11:57 AM, Feb 4, 2009 • By MICHAEL GOLDFARB
And the left can't stand it. After eight years, or maybe seven, in which the left seemed to be rooting for catastrophe -- in Iraq, in the economy, in the war on terror -- they're getting a taste of their own medicine. Did Democrats want to see the economy go belly up in 2004, when the biggest story every month leading up to the election was the jobs numbers? In late 2006, when the violence in Iraq was at its worst, Anbar had been written off as a lost cause, and President Bush began entertaining a surge of forces, did Democrats want to see the administration fail? When reports first emerged of wiretapping, harsh interrogations, and extraordinary rendition, did the left not wish to see these policies backfire by undermining support for American policies among our allies? It seemed that way on the right, even if Democrats really did have what they believed to be the best interests of America at heart. Likewise during the 2008 election, when the economic collapse seemed to be the final nail in the coffin of Republican rule -- for many on the right it seemed as if the Obama campaign had sold America short.
Now former Vice President Cheney is on the record saying that the war on terror policies put in place by the Bush administration cannot be discarded without consequence. Of course, this is precisely why those policies were implemented in the first place -- the widely held view inside the Bush administration that in order to keep Americans safe, terrorists detained on the battlefield needed to be denied certain legal protections and exposed to more rigorous methods of intelligence collection than had been employed before. For the left, it is an article of faith that these policies are unnecessary, that they are the product of a "false choice" as Obama famously said during his inaugural. Obama and the left accused the Bush administration of violating domestic and international law, of betraying the principles upon which the republic was founded, and of making America less safe.

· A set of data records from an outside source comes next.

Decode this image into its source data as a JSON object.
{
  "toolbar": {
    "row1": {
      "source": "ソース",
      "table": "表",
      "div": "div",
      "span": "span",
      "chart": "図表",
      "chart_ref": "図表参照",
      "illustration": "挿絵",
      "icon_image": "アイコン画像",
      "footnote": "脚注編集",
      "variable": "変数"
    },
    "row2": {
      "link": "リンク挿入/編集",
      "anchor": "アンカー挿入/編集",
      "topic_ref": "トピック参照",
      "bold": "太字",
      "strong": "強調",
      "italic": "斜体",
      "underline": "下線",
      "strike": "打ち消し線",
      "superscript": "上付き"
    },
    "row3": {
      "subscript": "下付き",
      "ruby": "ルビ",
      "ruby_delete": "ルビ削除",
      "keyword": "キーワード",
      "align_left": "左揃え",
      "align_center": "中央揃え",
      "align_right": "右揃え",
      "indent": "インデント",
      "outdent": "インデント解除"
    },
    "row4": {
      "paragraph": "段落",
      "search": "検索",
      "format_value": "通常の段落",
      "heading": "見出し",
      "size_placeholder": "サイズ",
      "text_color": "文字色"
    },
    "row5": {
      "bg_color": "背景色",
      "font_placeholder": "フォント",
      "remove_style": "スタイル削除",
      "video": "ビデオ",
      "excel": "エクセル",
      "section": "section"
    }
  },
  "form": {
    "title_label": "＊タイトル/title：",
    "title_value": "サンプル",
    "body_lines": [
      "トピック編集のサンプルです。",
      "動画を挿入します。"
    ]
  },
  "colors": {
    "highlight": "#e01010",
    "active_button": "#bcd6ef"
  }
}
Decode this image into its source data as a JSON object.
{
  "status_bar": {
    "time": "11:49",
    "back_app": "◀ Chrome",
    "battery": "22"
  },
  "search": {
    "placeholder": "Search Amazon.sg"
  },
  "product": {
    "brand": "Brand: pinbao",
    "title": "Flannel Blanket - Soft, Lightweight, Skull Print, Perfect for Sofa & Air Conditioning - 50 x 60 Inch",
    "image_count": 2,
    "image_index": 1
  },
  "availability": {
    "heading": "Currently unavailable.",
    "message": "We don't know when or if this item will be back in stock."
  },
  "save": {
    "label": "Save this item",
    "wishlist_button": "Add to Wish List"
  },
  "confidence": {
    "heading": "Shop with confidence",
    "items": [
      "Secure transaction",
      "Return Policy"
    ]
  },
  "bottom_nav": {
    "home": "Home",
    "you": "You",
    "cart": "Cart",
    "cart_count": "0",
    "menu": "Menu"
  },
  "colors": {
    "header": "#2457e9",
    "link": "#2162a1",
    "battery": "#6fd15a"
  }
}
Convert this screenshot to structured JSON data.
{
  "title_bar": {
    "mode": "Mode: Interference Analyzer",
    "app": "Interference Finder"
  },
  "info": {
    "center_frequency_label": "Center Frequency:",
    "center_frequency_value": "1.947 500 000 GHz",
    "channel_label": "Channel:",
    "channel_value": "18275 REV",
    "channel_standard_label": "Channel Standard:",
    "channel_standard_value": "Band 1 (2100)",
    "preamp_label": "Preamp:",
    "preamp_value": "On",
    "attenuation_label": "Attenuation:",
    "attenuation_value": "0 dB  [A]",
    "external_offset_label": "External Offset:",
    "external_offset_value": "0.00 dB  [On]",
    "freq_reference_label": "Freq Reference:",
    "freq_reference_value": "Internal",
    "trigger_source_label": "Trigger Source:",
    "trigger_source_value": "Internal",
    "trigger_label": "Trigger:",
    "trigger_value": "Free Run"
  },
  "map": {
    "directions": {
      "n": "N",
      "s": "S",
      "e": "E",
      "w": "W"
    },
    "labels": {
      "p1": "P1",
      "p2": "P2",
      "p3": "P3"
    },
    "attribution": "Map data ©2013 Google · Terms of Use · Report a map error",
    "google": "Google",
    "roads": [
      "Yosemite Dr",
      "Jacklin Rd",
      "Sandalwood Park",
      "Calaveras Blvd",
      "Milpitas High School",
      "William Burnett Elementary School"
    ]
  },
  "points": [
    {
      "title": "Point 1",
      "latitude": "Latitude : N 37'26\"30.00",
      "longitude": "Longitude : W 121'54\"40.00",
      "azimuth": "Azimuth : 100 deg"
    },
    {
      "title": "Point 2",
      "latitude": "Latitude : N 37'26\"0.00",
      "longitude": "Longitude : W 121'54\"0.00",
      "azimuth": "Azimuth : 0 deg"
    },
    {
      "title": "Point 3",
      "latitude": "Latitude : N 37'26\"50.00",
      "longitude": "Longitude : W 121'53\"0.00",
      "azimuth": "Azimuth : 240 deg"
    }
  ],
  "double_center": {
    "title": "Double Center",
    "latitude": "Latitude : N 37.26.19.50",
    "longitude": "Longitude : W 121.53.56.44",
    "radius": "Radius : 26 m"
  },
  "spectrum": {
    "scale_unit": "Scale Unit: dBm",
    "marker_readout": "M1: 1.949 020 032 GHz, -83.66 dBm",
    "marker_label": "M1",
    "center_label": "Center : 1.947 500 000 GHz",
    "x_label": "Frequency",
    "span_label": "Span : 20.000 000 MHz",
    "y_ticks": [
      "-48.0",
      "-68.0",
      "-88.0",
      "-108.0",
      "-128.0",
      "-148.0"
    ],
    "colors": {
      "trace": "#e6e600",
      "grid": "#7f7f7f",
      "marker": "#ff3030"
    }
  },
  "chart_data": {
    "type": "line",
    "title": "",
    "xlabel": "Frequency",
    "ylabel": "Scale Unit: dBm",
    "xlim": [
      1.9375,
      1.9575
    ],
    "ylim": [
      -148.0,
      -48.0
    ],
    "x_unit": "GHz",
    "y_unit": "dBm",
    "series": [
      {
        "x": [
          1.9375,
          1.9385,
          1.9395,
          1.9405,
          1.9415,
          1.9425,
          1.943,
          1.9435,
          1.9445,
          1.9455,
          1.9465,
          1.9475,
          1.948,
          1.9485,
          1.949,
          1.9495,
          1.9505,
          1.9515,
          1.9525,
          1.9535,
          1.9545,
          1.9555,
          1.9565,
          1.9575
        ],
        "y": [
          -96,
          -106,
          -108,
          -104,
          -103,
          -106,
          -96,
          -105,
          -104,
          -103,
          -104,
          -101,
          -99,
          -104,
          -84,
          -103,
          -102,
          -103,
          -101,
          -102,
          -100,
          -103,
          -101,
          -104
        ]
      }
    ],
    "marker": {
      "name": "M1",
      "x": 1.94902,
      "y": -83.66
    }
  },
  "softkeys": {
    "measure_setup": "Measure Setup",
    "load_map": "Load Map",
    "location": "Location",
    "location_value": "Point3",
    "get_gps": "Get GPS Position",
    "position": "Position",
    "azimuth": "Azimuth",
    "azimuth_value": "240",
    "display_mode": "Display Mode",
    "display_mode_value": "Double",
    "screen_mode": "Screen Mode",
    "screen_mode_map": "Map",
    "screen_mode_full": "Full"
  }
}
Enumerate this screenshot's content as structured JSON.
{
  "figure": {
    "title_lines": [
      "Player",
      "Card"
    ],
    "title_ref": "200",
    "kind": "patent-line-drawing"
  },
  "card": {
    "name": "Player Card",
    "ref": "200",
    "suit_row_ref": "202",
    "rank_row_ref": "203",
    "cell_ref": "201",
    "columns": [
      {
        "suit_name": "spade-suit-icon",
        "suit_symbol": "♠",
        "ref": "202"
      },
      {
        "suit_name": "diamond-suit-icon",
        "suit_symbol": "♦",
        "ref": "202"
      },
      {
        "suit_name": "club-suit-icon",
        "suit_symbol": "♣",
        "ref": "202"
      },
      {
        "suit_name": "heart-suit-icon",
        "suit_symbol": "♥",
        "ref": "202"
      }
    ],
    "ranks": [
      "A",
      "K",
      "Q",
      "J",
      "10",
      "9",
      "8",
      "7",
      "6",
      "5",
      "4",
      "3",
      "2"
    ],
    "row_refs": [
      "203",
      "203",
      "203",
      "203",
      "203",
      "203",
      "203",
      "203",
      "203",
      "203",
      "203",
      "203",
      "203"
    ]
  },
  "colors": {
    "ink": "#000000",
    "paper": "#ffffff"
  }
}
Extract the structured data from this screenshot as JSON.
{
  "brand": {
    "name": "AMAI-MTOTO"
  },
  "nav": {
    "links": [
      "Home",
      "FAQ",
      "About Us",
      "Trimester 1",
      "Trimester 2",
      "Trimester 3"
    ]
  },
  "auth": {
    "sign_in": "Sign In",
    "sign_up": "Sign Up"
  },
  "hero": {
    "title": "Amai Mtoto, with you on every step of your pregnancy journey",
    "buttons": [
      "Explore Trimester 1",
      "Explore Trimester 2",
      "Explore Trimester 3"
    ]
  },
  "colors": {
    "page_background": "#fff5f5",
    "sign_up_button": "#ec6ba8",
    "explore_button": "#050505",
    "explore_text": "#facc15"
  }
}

The tables have now turned. The idea that Cheney wishes to be vindicated by a terrorist attack is absurd, but this is the paranoid idea now spreading across the left. Cheney says in the interview, "When we get people who are more concerned about reading the rights to an Al Qaeda terrorist than they are with protecting the United States against people who are absolutely committed to do anything they can to kill Americans, then I worry." If Obama and the left are correct that the Bush administration accepted a false choice between principle and security, then they have nothing to worry about. But if they are wrong, and there is a terrorist attack, this will be the narrative on the right, and it is a narrative that I have absolutely no doubt will return the Republican party to power. I'd much rather see Obama succeed, and so would Cheney. But no one should expect Republicans to bite their tongues as Obama dismantles the policies that effectively kept this country safe since the attacks of September 11.